Don’t ask. I don’t really know why I picked this photo out of my digital pile. But now that it’s up there, I feel bound to use it and what springs to mind is this. And I’m putting it in the header right now, Peace and Poppies…like what happens in Flanders fields when we get it wrong and now I can see where this is going to go… yes… it’s about how it isn’t easy creating peace.
I’m not talking about all the usual suspects that can’t seem to find their way to peace…you know, like the big places of Afghanistan and Iraq and that whole sad ongoing Middle-East scene…no, I’m talking about the peace we are each responsible for.

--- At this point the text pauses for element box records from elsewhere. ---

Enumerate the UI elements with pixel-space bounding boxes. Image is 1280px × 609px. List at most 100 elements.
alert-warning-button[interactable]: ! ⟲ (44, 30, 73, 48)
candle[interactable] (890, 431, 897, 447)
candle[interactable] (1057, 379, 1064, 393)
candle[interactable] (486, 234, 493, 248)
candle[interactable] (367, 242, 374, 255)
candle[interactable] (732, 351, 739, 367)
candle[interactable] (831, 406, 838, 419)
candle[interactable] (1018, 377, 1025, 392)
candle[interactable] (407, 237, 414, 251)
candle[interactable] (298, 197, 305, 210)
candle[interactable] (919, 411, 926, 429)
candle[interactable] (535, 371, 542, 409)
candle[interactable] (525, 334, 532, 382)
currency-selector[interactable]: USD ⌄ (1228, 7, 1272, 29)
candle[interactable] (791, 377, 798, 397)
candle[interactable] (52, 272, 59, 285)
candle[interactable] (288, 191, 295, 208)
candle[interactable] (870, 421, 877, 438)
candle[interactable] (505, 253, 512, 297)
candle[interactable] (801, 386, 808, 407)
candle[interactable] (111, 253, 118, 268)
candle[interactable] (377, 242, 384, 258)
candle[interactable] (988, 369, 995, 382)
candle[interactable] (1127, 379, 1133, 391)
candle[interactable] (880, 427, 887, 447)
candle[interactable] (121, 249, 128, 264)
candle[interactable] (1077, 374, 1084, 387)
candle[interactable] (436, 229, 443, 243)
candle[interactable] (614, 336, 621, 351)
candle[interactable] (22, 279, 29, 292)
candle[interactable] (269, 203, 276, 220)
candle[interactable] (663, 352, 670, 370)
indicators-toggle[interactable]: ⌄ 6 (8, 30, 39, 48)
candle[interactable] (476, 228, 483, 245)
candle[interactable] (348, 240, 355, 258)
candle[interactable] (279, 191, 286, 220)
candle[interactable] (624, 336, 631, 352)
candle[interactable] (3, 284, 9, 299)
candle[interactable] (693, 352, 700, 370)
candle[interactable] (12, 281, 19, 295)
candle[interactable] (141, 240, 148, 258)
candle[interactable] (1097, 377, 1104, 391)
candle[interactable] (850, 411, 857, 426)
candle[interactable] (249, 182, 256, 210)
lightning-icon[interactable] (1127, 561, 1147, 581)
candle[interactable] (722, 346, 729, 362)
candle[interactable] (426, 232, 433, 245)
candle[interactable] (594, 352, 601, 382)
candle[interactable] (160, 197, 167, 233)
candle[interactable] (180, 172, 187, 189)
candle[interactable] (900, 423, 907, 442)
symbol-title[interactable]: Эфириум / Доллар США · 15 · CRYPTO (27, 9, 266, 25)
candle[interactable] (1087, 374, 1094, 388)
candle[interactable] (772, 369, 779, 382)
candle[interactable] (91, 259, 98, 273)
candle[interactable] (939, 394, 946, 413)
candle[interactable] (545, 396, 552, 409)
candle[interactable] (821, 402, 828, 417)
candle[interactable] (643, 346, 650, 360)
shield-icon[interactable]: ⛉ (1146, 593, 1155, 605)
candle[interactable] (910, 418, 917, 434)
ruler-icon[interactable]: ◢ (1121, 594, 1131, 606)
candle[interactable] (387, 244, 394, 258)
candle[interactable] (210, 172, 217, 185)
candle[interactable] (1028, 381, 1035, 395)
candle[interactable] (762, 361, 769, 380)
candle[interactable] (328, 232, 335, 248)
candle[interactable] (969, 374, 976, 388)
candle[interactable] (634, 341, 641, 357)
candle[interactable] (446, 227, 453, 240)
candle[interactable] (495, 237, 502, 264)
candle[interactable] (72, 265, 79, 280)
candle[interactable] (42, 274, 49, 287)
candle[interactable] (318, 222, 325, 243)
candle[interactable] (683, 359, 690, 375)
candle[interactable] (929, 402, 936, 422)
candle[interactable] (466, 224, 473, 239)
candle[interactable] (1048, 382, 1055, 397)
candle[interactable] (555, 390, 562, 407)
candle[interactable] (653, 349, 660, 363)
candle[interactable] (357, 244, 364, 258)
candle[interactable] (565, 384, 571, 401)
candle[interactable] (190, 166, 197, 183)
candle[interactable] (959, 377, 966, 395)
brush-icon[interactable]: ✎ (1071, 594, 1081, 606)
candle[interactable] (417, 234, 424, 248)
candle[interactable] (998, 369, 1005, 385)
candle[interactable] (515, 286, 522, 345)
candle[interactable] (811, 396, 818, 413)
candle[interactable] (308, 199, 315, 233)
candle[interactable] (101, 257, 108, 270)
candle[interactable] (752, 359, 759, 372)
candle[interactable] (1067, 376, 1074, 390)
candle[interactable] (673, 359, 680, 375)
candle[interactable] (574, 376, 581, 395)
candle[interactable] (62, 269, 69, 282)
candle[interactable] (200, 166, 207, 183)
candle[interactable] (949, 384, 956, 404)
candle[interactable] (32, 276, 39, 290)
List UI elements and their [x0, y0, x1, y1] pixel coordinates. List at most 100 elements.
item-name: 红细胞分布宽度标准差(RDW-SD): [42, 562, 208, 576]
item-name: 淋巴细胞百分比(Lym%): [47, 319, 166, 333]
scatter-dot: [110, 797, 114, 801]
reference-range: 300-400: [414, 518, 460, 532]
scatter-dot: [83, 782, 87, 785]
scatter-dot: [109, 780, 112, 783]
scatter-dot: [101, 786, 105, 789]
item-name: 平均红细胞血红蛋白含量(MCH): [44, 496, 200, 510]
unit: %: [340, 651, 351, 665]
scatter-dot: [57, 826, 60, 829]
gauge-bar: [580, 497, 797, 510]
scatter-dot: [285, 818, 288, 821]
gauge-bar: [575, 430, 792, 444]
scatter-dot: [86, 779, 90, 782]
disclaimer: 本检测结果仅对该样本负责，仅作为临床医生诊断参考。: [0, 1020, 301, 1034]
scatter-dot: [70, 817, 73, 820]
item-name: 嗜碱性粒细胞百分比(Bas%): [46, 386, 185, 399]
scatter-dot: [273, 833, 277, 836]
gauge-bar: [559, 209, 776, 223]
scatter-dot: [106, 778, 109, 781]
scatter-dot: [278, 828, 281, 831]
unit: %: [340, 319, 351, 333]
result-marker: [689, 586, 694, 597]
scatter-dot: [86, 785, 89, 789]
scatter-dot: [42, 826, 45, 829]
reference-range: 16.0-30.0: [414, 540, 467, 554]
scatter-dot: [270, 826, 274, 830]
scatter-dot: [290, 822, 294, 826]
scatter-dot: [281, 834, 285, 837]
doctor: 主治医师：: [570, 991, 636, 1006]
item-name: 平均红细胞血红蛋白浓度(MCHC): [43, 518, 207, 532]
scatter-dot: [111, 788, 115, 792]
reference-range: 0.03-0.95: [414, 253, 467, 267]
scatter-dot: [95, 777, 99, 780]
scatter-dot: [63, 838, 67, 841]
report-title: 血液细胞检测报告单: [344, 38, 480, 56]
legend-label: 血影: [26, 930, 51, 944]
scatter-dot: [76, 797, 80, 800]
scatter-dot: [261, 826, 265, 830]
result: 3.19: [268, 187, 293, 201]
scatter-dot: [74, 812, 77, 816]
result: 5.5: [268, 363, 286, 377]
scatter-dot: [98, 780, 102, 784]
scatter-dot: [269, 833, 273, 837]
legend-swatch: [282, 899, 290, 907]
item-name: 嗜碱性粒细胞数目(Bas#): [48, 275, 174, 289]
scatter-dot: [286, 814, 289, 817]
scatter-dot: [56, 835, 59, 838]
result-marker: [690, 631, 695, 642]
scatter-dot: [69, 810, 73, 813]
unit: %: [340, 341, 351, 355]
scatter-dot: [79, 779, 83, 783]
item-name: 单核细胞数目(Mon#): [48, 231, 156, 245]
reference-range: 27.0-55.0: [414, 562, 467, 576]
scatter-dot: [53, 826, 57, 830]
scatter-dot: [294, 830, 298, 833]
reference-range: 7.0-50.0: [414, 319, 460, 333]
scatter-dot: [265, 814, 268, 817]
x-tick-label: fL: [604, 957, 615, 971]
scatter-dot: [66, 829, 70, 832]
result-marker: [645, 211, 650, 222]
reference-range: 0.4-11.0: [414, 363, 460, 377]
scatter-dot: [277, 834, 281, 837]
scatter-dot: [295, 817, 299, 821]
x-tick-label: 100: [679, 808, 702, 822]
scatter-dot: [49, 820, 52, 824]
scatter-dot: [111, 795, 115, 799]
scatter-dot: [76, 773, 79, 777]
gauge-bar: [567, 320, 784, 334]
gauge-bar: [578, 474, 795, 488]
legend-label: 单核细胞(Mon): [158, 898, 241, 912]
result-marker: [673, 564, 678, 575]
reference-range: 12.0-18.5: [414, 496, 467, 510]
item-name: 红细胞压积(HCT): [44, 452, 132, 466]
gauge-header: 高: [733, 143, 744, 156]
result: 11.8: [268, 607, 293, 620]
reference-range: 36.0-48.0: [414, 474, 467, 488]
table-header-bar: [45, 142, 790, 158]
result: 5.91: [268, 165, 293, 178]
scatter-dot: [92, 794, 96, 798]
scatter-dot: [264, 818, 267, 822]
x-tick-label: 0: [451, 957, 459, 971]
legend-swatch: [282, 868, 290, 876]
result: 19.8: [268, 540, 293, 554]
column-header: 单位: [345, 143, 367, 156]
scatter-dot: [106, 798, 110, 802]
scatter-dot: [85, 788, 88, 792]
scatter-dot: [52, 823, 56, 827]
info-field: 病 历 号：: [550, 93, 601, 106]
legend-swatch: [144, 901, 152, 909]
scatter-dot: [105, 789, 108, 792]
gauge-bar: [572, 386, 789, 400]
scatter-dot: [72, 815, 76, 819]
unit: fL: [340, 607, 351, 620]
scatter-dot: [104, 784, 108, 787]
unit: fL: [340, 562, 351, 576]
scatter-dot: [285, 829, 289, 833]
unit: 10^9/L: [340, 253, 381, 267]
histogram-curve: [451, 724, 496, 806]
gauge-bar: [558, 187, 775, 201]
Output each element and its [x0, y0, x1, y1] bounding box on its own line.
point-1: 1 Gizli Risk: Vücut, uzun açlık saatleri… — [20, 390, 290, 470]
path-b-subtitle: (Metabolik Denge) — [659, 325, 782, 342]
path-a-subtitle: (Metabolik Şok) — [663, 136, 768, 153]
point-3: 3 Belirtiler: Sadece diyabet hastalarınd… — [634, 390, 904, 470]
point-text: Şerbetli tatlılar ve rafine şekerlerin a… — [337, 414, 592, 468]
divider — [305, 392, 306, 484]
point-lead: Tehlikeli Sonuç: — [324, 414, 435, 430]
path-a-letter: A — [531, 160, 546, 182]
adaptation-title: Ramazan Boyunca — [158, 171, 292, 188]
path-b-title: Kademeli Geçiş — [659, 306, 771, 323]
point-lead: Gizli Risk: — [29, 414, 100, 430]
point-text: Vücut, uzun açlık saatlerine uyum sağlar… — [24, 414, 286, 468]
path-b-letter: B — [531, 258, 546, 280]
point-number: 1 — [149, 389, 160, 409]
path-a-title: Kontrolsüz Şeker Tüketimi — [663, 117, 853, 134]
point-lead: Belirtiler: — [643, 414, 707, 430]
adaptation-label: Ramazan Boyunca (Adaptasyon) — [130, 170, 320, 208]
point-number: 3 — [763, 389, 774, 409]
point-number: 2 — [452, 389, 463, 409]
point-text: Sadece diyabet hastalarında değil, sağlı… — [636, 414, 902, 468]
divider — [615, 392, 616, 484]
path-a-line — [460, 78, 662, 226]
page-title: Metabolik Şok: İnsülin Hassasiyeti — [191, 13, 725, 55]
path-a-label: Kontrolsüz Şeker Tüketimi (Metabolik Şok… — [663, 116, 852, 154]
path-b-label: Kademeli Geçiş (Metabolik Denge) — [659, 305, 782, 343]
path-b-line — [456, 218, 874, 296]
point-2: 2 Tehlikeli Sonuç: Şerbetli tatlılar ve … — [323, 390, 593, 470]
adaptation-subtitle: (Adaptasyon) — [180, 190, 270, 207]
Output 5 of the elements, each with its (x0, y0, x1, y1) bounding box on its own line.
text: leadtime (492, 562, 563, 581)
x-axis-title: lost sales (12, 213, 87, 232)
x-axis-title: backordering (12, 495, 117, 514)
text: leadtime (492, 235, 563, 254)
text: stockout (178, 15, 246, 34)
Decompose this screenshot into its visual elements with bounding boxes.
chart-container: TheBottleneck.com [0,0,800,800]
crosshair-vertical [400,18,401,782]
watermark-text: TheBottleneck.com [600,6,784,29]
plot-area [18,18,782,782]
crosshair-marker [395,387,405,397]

Peace within and peace without.
And this morning I discovered that an email I sent yesterday disturbed the peace.
It certainly wasn’t intentional. I sent it with all good intentions and with what I thought was a genuine spirit of curiousity. But the studies tell us that the majority of our ability to communicate with each other is through non-verbal body language…
That should have been my first clue, as obviously email has no body language…so we are left with the other very real statistic that tells us that 50 % of us get the message wrong.
Seriously, I’m sure I read it was 50%…I will research that further, but suffice it to say that it’s a miracle we manage to get our messages sent and received with anything close to resembling understanding.
All that to say, that when I got the rather angered response, I tried quickly to mitigate and soften what I’d thought was already a fairly soft message. The content isn’t the point and no, I will not reveal what/who the email concerned; the point is, I failed to cultivate peace.
I’m working on it. I’m trying to communicate kindness before I ever hit send. Mostly I think it’s working. I am sorry when it doesn’t.